Recommended solution for multi-unit zone districts:
Prohibit slot homes and allow urban townhouses 

Instead of slot homes, which turn their side to the street, side-by-side residential units could be built as urban townhouses that orient to the street, engage the public realm, incorporate reduced mass and scale, minimize vehicle-oriented design and limit effects on neighbors. 

Note: Side-by-side units could also continue to be built using existing Row House and Duplex standards without side-facing units to the rear.

Diagram showing recommended requirements for urban townhouses in multi-unit zone district

(A) Units oriented to the street would be required.

(B) Units that face the street would have to have a porch, patio or canopy that clearly marks the pedestrian entryway.

(C) Buildings could be no taller than 35 feet in three-story zone districts.

(D) There would be additional limits on exceptions to the maximum building height (which usually includes rooftop stair enclosures or other mechanical equipment).

(E) The block sensitive setback would be limited to a minimum setback of 20 feet.

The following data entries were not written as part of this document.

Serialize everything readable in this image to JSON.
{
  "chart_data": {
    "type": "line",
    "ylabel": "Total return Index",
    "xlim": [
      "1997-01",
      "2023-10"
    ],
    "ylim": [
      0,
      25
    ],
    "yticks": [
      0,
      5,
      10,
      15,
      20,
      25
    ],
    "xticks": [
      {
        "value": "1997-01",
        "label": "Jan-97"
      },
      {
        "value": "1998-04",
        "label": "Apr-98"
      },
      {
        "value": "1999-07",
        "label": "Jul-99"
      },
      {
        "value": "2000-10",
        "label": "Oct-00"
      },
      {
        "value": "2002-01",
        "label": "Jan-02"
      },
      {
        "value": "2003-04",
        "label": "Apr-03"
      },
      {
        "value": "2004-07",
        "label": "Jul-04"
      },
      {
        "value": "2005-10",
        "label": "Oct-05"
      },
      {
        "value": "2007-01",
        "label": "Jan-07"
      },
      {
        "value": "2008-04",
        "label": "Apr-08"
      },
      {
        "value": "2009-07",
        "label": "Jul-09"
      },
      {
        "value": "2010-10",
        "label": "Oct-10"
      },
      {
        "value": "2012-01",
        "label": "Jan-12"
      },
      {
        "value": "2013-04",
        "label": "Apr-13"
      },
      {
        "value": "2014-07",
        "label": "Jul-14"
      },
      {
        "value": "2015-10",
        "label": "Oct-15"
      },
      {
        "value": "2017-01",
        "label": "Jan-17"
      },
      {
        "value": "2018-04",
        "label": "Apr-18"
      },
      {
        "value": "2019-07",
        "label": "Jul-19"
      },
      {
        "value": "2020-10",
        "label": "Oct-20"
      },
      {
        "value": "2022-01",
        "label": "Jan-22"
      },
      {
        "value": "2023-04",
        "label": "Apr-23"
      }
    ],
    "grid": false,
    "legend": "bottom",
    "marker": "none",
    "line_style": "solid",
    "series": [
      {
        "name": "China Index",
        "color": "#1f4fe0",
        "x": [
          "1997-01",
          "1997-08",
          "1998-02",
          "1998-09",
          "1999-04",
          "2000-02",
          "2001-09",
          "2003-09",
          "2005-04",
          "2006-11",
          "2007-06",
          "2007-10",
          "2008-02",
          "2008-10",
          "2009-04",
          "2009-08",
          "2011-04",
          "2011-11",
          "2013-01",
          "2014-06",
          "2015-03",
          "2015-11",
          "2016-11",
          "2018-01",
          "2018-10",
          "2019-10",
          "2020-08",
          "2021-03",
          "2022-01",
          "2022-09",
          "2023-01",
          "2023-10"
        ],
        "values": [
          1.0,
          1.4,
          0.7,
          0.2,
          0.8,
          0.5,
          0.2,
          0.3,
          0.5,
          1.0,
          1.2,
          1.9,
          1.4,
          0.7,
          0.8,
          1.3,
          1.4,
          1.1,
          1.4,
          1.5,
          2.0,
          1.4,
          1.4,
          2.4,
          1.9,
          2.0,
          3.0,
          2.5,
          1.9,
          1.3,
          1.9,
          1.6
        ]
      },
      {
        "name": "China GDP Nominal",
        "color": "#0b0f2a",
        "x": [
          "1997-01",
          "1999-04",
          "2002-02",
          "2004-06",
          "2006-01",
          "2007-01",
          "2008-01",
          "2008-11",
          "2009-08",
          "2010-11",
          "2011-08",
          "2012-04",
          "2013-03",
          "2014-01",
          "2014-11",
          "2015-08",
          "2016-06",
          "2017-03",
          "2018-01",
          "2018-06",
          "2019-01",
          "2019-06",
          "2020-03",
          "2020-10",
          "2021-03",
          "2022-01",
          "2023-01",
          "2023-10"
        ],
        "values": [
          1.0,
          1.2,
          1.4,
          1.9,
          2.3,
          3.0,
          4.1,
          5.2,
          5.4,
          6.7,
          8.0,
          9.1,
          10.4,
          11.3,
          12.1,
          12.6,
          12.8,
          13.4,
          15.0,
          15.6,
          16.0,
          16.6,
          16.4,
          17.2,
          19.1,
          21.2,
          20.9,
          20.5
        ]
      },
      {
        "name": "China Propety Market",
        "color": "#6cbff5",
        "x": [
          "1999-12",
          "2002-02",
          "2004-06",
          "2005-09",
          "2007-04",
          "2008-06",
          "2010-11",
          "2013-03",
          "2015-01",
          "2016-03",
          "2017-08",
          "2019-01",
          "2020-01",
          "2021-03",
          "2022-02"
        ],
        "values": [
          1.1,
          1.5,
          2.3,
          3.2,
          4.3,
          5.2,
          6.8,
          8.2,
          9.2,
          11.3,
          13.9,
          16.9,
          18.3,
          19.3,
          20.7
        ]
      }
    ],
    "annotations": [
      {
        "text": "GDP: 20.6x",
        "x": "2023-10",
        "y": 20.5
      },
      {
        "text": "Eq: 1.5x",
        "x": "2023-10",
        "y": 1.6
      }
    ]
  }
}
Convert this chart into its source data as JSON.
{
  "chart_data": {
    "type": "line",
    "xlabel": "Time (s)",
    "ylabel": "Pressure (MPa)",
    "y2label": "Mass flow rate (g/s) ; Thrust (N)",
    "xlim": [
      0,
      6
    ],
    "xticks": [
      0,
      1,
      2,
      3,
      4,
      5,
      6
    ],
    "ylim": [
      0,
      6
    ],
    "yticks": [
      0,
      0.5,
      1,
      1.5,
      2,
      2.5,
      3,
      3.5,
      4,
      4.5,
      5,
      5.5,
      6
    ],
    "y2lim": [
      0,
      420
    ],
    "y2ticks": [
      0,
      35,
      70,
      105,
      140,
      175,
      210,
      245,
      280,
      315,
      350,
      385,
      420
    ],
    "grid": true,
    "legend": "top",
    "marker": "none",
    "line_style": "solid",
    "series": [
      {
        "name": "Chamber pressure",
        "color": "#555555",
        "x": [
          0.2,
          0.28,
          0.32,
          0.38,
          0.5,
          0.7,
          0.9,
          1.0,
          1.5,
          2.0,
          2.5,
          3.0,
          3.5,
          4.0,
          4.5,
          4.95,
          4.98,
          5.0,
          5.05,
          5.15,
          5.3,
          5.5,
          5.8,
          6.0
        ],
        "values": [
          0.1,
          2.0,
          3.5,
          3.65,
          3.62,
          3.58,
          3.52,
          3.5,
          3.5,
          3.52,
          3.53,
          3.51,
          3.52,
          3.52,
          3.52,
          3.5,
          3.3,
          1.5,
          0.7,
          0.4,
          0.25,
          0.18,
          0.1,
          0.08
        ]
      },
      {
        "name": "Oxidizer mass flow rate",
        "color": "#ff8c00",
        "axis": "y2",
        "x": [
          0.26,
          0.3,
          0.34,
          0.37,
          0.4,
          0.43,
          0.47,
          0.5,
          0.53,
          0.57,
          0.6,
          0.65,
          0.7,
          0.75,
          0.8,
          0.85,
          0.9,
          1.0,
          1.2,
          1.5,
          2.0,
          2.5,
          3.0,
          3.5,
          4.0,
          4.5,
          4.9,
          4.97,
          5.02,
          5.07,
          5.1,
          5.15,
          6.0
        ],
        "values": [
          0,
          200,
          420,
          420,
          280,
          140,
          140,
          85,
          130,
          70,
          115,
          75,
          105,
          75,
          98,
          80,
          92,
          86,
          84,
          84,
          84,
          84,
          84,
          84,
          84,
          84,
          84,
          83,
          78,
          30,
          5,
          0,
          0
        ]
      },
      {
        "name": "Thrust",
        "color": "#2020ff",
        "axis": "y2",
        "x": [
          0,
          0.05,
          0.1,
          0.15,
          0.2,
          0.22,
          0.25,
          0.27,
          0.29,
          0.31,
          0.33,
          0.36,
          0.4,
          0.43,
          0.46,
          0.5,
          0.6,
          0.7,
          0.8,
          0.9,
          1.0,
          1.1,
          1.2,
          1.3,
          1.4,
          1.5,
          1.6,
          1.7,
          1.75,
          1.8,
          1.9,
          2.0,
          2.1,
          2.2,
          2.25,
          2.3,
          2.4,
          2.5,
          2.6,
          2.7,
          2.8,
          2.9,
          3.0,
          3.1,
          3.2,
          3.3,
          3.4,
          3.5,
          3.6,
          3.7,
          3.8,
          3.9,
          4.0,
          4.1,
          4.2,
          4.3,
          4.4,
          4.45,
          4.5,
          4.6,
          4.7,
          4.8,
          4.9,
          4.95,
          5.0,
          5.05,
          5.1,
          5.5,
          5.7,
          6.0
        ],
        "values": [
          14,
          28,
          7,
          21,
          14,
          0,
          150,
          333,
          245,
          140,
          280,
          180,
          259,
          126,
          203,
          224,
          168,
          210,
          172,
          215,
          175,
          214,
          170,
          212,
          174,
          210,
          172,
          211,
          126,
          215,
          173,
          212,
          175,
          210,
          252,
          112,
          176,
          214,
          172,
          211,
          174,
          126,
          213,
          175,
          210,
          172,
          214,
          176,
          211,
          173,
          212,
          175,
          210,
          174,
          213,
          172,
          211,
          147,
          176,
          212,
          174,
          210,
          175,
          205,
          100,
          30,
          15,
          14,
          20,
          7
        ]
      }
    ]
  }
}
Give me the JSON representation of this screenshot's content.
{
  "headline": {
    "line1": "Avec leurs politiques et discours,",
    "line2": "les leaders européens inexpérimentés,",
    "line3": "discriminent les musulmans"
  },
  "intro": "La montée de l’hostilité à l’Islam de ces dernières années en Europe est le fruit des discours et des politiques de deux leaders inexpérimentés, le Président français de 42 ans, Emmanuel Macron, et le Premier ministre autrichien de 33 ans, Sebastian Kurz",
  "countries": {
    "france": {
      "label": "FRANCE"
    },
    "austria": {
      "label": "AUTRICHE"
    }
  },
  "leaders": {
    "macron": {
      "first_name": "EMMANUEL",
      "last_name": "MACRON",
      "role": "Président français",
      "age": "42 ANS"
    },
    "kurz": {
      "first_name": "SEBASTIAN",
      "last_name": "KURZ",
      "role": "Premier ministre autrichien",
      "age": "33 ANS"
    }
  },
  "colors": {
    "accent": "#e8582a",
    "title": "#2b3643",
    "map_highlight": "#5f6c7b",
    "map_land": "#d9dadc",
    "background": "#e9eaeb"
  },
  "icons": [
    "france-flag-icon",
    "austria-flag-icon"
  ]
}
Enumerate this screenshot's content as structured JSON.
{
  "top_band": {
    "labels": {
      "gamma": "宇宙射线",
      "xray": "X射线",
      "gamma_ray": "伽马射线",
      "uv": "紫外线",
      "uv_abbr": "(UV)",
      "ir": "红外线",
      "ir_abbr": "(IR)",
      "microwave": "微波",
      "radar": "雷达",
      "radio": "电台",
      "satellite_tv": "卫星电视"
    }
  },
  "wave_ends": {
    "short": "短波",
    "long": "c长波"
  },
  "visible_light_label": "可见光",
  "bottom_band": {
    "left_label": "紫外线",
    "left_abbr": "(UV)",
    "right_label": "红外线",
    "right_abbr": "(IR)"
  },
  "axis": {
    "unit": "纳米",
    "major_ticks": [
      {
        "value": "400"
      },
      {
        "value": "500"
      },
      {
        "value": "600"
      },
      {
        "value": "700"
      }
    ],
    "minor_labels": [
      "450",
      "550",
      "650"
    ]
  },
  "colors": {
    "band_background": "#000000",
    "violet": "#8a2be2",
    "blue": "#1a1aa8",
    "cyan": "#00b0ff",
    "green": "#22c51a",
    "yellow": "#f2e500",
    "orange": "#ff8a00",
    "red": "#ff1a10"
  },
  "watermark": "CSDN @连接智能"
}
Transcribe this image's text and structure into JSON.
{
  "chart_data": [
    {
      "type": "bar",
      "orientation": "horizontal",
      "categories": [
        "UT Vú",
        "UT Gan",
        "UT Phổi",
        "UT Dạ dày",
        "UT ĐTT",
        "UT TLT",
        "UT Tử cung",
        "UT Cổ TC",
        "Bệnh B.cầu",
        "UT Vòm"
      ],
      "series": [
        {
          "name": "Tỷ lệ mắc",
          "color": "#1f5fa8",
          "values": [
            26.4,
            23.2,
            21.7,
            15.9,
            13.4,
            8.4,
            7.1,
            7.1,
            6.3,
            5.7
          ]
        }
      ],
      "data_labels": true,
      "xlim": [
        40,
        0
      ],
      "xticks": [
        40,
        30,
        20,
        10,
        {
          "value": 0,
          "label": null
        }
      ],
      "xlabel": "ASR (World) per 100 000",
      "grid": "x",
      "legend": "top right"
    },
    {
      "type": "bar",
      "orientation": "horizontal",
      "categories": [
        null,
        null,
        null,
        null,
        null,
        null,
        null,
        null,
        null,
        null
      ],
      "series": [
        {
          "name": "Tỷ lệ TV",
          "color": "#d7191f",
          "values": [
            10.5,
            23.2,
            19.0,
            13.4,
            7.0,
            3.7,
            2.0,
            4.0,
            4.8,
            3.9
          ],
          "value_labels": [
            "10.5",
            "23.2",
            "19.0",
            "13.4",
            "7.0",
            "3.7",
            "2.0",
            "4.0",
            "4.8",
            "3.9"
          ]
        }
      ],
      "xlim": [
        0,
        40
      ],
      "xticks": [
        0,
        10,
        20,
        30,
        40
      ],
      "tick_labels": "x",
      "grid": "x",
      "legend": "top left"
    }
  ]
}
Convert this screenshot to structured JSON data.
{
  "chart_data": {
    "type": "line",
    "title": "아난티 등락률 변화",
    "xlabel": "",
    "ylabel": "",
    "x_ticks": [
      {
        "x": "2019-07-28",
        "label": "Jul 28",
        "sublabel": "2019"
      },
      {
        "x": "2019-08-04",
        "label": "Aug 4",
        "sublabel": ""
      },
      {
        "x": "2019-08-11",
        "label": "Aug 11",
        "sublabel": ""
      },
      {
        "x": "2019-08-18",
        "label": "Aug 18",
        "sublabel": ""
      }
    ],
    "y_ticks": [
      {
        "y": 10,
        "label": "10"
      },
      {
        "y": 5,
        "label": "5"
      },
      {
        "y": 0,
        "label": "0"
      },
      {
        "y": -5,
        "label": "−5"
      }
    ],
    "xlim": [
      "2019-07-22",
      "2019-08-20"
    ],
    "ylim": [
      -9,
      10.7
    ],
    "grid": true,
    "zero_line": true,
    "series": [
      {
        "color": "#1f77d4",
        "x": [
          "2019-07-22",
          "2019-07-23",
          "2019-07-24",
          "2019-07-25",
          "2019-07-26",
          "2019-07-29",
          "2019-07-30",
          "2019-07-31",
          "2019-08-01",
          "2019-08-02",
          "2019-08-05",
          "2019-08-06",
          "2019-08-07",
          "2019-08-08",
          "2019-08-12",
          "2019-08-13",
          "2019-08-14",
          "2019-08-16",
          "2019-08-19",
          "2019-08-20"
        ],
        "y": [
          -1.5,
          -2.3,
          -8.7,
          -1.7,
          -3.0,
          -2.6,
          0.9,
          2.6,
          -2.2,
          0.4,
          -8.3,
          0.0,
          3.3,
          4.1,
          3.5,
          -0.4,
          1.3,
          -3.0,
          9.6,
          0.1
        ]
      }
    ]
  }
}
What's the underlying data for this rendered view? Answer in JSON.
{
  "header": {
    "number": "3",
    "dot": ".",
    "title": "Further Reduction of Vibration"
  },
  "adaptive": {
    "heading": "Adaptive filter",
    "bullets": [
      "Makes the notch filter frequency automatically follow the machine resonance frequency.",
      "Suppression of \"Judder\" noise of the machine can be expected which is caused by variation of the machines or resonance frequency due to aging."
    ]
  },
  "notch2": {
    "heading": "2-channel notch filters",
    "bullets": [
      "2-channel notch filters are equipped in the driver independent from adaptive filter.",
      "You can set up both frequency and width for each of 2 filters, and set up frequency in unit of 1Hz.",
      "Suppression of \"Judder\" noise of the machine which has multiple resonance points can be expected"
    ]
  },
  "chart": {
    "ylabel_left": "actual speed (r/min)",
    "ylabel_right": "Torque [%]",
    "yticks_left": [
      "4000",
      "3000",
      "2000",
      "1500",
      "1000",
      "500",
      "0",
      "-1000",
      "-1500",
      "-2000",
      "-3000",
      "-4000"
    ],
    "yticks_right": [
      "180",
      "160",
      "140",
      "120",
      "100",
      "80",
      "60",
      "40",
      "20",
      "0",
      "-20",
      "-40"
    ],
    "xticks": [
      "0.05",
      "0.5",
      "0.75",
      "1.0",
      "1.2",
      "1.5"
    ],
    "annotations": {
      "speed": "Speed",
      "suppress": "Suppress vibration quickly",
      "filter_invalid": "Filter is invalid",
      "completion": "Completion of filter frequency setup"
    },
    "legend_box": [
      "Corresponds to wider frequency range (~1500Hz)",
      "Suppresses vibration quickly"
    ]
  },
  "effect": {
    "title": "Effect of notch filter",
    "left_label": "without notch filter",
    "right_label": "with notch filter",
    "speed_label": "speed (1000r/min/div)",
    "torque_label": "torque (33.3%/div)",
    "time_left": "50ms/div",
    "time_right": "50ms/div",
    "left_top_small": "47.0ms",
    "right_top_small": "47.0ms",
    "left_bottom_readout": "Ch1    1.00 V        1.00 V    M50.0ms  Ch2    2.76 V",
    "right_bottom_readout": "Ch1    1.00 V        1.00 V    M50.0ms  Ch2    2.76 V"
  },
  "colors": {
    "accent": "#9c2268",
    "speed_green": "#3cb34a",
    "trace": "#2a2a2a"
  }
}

(F) Buildings that are oriented to the side interior would have to be set back from the side property lines at least 12.5 feet. 

(G) Single story porches, canopies and other features on structures on interior lots would be allowed to encroach up to 7.5 feet into the side setback, and off-street parking area can encraoch up to 2.5 feet.

(H) Build-to alternatives would be eliminated. The courtyard alternative would be introduced.  

(I) Dimmension requirements would be reduced to allow for smaller drive aisles and access drives for small-scale development.


Recommended solution for row house/town house districts:
Prohibit slot homes or garden courts and allow only row houses or town houses

Instead of slot homes or garden court building forms, side-by-side residential units could be built as duplexes, row houses or townhouses where all residential units face the street in alignment with the surrounding neighborhood context of lower-scale development (often including single-family homes and duplexes) that directly engages the street. The garden court building form would be eliminated as an option.

 

(A) Garden court building forms would be eliminated and disallowed to improve predictability and ensure that all residential units face the street and are not located to the rear of the lot.

(B) All row house or townhouse residential units would have to be arranged side-by-side with a shared wall perpendicular to the primary street.